‘Lust has never been this terrifying!’
Horror Rises from the Tomb – original title: El espanto surge de la tumba – is a 1972 Spanish supernatural horror feature film directed by Carlos Aured (The Mummy’s Revenge; Curse of the Devil; The Blue Eyes of the Broken Doll) and starring Jacinto Molina – better known as Paul Naschy
The film introduced Naschy’s character of Alaric de Marnac, an executed warlock who returns to life centuries later to wreak his revenge. De Marnac later returned in a belated 1982 sequel, Panic Beats.

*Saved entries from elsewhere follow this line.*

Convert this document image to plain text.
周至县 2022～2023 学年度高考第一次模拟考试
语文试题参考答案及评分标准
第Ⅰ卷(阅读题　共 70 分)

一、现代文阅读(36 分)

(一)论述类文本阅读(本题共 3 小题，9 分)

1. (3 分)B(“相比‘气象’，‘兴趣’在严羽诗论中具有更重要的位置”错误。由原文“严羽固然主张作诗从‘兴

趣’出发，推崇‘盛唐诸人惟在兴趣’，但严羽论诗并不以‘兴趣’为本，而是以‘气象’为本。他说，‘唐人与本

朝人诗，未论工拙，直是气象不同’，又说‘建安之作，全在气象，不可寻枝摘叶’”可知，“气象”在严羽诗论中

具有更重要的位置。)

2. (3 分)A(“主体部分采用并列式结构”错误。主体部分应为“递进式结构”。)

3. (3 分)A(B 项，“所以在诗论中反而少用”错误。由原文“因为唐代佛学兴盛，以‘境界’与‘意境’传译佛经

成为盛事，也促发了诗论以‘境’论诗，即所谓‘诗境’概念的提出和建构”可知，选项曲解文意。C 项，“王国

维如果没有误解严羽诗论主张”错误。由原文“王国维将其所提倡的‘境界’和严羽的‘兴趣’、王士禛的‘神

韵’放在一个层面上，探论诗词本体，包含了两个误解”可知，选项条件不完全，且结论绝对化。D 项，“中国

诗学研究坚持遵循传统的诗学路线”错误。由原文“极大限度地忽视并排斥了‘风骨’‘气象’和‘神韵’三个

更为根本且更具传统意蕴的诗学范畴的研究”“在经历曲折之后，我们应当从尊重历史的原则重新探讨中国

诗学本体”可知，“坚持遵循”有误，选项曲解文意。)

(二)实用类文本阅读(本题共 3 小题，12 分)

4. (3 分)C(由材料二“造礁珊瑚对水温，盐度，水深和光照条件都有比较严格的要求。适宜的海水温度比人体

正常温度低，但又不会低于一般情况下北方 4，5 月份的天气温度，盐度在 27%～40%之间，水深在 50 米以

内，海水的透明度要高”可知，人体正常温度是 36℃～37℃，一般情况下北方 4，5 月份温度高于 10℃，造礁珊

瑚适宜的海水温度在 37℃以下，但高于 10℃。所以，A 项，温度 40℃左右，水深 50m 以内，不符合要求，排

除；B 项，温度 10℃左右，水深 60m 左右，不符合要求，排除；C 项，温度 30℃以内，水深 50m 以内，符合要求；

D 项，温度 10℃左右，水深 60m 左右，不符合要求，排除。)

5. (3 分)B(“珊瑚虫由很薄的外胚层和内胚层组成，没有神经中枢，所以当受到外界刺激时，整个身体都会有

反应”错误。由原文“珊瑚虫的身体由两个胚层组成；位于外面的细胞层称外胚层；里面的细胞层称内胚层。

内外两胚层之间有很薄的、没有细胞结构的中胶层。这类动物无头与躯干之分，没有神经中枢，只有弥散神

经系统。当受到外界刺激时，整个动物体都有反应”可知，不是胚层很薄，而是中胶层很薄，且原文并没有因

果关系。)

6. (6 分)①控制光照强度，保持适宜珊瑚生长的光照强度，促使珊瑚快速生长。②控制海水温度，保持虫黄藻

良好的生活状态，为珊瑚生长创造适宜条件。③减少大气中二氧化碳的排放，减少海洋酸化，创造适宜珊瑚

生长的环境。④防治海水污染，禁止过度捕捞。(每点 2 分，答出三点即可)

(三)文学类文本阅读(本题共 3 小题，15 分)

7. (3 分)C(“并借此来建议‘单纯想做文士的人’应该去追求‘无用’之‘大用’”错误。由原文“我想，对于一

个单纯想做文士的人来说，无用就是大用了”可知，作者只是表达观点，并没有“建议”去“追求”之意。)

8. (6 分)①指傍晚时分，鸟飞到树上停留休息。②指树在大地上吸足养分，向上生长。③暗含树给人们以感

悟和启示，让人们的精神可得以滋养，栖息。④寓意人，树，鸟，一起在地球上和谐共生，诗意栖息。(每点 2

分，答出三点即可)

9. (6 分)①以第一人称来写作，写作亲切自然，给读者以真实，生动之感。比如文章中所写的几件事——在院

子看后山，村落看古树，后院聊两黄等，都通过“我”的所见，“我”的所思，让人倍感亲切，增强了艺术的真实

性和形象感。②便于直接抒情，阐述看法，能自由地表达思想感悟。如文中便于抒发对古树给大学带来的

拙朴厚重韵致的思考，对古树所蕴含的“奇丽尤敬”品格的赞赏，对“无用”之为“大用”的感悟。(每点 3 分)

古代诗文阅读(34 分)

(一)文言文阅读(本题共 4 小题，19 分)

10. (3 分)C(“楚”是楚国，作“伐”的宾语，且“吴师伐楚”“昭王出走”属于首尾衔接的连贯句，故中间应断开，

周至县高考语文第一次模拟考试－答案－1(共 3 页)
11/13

Reviews [click links to read more]:
“Nothing groundbreaking genre-wise (a sacred religious emblem is used to fight off the evil doers, a visit from the walking dead is strictly inspired by George Romero, etc.), but this has Naschy (in multiple roles, no less!) at his best, bloody gut-extracting effects that pre-date Tom Savini’s by years, and more beautiful woman on display (in various states of undress) than you could possibly ask for.” George R. Reis, DVD Drive-In
“The entire film contains the look and feel of a nightmare. There are long stretches with little to no dialog allowing the music and sound effects to create an unsettling mood. As with most of the man’s films, it’s not technically a great movie, but the atmosphere takes hold maintaining the viewers interest.” Cool Ass Cinema
“El espanto surge de la tumba has its crudities and a few outright absurdities, but Aured’s spirited staging – and the deliciously diabolical combination of Naschy and Liné – make it arguably Naschy’s most entertaining vehicle of all, a small classic of fantaterrorífico Español.” Jonathan Rigby, Euro Gothic: Classics of Continental Horror Cinema
“There are some great shots as always from director Carlos Aured, including a beautiful death scene with bright red blood flowing down a bank into a running stream. Add some real sadism and perversity going on and it’s enough to keep any fan happy.” Mad Mad Mad Mad Movies
“For a sleazy derivative Gothic-exploitation movie, it is excellent, never going more than five minutes before offering some exciting event or image. While no single scene draws everything together, many small and medium thrills come along the way. Spooky understated organ an d overcast wintery mountains help build atmosphere.” David Elroy Goldweber, Claws & Saucers
The film was also released in the US on DVD as Mark of the Devil 4: Horror Rises from the Tomb.